Acetaminophen (also known as APAP and in Europe and UK, paracetamol) is the most commonly used drug in the US. It is contained in over 600 prescription and over-the-counter medications. It is widely available in the US as the brand name Tylenol and is also provided in a wide variety of combination preparations to treat colds, flu, insomnia, fever, allergies and pain. The Tylenol brand itself is almost a $2 billion market worldwide.
Pain patients often present to integrative healthcare providers already using the drug, either by prescription or OTC. Being aware of the clinical benefits and risks of acetaminophen can help patients make informed clinical decisions. While generally considered to be safe, the toxicity of acetaminophen is well recognized. It is a leading cause of liver failure and liver transplants in the US. It causes 56,000 ER visits and 2600 hospitalizations every year.[i],[ii] Toxicity can occur both from an acute overdose as well as prolonged chronic use.
Acetaminophen is particularly dangerous because the highest recommended therapeutic dose of 3000 mg is close to the lethal dose of 10,000 mg. Overdose is too easy.
Acetaminophen is often cited in clinical practice guidelines as a first-line pharmacotherapy for a number of pain conditions. Clinical practice guidelines for acute and chronic low back pain, osteoarthritis, hip, knee, and shoulder pain make this recommendation. However review of the clinical evidence from randomized controlled trials calls these recommendations into question.
- Acute low back pain. A high quality RCT as reported in Lancet in 2014 found no difference in recovery time from acute LBP with acetaminophen and placebo.
- Chronic low back pain. A 2015 systematic review and meta-analysis found high quality evidence that showed no difference in pain intensity, functional capacity and quality of life between acetaminophen and placebo.[iii]
- This same review also looked at osteoarthritis in the knee and hip. While drug therapy produced improvement in pain, the reduction was small (3-4 point on a 100-point pain scale) and was of questionable clinical significance.

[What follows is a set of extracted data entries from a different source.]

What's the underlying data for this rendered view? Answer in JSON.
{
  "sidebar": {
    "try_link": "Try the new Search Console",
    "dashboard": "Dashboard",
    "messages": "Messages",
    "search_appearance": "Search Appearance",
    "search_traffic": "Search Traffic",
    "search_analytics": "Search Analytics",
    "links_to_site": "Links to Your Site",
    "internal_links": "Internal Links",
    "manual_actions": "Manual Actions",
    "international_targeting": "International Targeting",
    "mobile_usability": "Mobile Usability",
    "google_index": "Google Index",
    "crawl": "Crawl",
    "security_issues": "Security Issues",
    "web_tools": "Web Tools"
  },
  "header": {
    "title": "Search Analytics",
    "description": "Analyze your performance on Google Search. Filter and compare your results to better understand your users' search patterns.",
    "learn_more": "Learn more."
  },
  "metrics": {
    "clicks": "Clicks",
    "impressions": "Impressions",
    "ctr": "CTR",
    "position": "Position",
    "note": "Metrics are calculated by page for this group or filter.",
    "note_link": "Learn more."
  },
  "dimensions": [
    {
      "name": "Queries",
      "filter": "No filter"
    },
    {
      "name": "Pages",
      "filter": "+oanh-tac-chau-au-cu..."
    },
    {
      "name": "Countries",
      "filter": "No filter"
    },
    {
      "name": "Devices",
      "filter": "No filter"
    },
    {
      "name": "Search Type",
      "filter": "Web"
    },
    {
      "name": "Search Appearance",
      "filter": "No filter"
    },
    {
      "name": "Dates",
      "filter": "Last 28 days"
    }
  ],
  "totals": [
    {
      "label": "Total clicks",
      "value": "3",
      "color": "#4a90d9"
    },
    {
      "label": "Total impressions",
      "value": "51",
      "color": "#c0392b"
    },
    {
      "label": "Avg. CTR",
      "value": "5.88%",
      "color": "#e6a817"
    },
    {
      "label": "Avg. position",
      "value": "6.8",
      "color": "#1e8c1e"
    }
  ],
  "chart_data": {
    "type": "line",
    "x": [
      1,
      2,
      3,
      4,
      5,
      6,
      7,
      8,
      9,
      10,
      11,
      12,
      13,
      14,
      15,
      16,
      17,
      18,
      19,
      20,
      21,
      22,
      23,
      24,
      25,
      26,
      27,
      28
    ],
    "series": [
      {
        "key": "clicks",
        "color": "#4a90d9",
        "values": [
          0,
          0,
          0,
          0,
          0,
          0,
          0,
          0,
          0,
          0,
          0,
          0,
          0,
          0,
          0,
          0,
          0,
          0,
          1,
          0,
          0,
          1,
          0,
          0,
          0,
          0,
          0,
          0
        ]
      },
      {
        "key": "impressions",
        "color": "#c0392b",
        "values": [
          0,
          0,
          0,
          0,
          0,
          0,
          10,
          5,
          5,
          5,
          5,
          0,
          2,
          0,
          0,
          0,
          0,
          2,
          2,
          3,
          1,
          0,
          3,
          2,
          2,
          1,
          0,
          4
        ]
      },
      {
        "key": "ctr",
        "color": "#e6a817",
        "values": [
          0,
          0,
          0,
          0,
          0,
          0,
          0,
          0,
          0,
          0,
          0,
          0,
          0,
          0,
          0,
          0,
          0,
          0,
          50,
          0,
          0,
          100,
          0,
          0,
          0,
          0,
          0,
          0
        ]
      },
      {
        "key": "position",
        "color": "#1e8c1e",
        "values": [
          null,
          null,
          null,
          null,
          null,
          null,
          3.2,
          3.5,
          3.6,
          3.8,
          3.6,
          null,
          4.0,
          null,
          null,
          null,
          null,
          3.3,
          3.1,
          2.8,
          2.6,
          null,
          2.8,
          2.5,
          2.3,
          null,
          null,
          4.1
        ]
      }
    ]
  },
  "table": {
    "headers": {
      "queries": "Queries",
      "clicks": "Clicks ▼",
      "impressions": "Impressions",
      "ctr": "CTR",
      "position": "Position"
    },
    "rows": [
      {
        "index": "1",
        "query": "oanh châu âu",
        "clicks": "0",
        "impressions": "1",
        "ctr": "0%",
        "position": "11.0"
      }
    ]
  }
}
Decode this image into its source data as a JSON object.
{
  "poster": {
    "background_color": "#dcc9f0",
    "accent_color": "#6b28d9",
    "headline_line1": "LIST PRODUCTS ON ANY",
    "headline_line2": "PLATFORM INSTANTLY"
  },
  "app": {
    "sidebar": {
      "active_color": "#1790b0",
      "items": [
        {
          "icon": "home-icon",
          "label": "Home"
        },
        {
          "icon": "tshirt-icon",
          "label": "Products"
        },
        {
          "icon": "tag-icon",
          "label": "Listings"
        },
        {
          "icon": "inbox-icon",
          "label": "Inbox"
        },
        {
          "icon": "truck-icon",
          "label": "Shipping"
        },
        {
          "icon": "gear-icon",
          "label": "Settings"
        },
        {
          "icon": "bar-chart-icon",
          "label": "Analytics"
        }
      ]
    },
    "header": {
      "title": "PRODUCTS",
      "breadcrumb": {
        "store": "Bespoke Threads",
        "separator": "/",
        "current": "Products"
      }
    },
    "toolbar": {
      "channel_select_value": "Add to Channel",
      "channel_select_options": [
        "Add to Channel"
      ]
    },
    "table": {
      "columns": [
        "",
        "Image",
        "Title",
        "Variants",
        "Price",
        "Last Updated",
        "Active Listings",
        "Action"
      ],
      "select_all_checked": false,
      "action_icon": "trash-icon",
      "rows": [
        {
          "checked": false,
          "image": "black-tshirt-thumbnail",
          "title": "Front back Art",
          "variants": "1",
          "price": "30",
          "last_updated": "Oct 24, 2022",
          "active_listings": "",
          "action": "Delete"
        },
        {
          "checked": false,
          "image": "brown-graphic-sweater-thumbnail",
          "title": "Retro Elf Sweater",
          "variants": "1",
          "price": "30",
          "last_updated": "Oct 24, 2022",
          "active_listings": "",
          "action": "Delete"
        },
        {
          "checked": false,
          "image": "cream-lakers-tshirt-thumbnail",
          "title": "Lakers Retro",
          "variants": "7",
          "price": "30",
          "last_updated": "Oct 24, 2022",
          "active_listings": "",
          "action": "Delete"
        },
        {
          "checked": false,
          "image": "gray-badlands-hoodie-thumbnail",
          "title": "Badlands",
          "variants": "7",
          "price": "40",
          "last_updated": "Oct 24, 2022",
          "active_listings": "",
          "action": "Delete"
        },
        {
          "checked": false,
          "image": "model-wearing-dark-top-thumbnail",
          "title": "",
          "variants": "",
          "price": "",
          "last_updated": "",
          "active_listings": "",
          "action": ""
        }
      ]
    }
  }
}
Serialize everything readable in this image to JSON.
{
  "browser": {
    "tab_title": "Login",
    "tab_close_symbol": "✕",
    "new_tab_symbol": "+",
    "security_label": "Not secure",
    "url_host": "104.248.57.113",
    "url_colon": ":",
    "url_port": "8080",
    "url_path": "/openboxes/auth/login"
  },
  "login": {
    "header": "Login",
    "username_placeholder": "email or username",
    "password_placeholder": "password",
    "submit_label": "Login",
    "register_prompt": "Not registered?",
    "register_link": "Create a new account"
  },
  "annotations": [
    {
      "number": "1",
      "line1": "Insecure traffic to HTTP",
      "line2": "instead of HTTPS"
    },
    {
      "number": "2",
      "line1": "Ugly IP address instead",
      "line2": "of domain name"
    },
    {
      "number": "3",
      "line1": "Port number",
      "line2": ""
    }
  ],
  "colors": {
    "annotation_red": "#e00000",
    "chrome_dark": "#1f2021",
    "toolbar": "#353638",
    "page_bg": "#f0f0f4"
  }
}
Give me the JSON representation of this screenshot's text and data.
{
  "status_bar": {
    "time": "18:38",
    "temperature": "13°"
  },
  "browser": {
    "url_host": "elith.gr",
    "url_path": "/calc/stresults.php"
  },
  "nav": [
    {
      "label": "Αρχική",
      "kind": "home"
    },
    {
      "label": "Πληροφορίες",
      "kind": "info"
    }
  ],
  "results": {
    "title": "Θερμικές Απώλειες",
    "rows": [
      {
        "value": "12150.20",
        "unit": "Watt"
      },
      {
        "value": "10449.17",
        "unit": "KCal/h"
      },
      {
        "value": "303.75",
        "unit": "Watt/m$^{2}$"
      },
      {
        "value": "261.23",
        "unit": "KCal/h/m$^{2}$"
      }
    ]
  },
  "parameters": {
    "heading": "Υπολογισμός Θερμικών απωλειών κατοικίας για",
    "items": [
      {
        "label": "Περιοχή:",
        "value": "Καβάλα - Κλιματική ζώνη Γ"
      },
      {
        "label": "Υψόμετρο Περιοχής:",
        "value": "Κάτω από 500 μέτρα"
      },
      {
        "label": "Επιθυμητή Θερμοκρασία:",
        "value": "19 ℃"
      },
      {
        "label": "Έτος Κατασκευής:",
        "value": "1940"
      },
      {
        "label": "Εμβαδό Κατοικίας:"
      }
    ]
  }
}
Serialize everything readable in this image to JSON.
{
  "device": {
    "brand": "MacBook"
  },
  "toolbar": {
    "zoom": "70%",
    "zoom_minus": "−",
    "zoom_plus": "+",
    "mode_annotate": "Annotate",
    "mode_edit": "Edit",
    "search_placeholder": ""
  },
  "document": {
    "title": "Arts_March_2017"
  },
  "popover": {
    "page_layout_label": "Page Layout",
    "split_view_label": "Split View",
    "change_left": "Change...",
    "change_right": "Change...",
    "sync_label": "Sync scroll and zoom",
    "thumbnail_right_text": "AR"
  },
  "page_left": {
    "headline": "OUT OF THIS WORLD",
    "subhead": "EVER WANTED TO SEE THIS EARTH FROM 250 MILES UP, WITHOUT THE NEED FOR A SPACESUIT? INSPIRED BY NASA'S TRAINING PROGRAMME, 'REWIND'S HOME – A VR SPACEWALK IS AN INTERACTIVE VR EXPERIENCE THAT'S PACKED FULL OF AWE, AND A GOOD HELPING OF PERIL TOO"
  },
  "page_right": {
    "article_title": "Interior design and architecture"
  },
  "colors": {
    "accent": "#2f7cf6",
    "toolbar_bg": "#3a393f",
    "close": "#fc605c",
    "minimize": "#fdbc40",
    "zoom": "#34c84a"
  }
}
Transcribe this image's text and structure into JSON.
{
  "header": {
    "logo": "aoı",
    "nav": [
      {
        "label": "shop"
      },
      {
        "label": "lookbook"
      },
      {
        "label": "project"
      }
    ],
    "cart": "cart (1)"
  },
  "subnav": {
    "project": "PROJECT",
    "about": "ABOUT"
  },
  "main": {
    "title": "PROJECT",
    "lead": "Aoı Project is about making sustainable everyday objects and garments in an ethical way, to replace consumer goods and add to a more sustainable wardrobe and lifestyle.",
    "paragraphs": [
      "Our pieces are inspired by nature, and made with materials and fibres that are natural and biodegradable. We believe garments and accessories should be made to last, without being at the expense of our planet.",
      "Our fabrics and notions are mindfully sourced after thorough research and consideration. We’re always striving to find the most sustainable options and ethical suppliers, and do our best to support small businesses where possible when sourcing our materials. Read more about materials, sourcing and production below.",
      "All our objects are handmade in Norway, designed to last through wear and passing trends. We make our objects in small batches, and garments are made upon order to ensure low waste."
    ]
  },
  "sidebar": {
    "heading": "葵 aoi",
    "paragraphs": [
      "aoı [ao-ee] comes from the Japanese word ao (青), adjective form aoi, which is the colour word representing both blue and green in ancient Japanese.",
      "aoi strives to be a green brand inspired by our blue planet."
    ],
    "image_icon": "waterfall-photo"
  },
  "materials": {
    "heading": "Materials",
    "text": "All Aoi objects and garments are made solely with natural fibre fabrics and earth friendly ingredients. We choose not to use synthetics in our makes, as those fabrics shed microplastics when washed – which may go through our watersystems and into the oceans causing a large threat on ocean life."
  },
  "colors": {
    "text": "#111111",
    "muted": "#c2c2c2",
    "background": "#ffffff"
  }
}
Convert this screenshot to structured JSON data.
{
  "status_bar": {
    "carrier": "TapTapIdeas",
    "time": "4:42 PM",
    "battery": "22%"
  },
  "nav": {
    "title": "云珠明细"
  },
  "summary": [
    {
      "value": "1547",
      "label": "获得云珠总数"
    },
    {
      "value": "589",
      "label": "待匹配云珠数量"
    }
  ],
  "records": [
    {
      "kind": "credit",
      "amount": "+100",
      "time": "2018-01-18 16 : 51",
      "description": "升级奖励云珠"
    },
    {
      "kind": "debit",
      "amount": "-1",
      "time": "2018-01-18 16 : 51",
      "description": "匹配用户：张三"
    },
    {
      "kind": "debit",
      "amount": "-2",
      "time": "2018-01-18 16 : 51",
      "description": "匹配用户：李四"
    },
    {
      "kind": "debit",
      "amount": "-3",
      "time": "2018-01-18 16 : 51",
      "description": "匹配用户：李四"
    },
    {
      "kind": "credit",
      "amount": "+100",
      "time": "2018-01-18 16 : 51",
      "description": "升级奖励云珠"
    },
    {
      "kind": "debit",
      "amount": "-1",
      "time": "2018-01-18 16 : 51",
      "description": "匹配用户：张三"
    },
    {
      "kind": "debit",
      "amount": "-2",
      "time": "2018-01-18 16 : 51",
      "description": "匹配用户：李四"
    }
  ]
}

- Shoulder pain. A 2010 systematic review of the effects of various drug treatment of shoulder pain found insufficient evidence to support or refute the benefit of paracetamol for shoulder pain.[iv]
So the next time a patient reports that they are “only taking Tylenol,” having an evidence based discussion about their healthcare choices is appropriate.
[i] Chiew AL, Gluud C, Brok J, Buckley NA. Interventions for paracetamol (acetaminophen) overdose. Cochrane Database Syst Rev. 2018 Feb 23;2:CD003328.
[ii] Ye H, Nelson LJ, Gómez Del Moral M, Martínez-Naves E, Cubero FJ. Dissecting the molecular pathophysiology of drug-induced liver injury. World J. Gastroenterol. 2018 Apr 07;24(13):1373-1385
[iii] Machado GC, Maher CG, Ferreira PH, et al. Efficacy and safety of paracetamol for spinal pain and osteoarthritis: systematic review and meta-analysis of randomised placebo controlled trials. BMJ. 2015;350:h1225. Published 2015 Mar 31. doi:10.1136/bmj.h1225
[iv] Murphy RJ, Carr AJ. Shoulder pain. BMJ Clin Evid. 2010;2010:1107. Published 2010 Jul 22.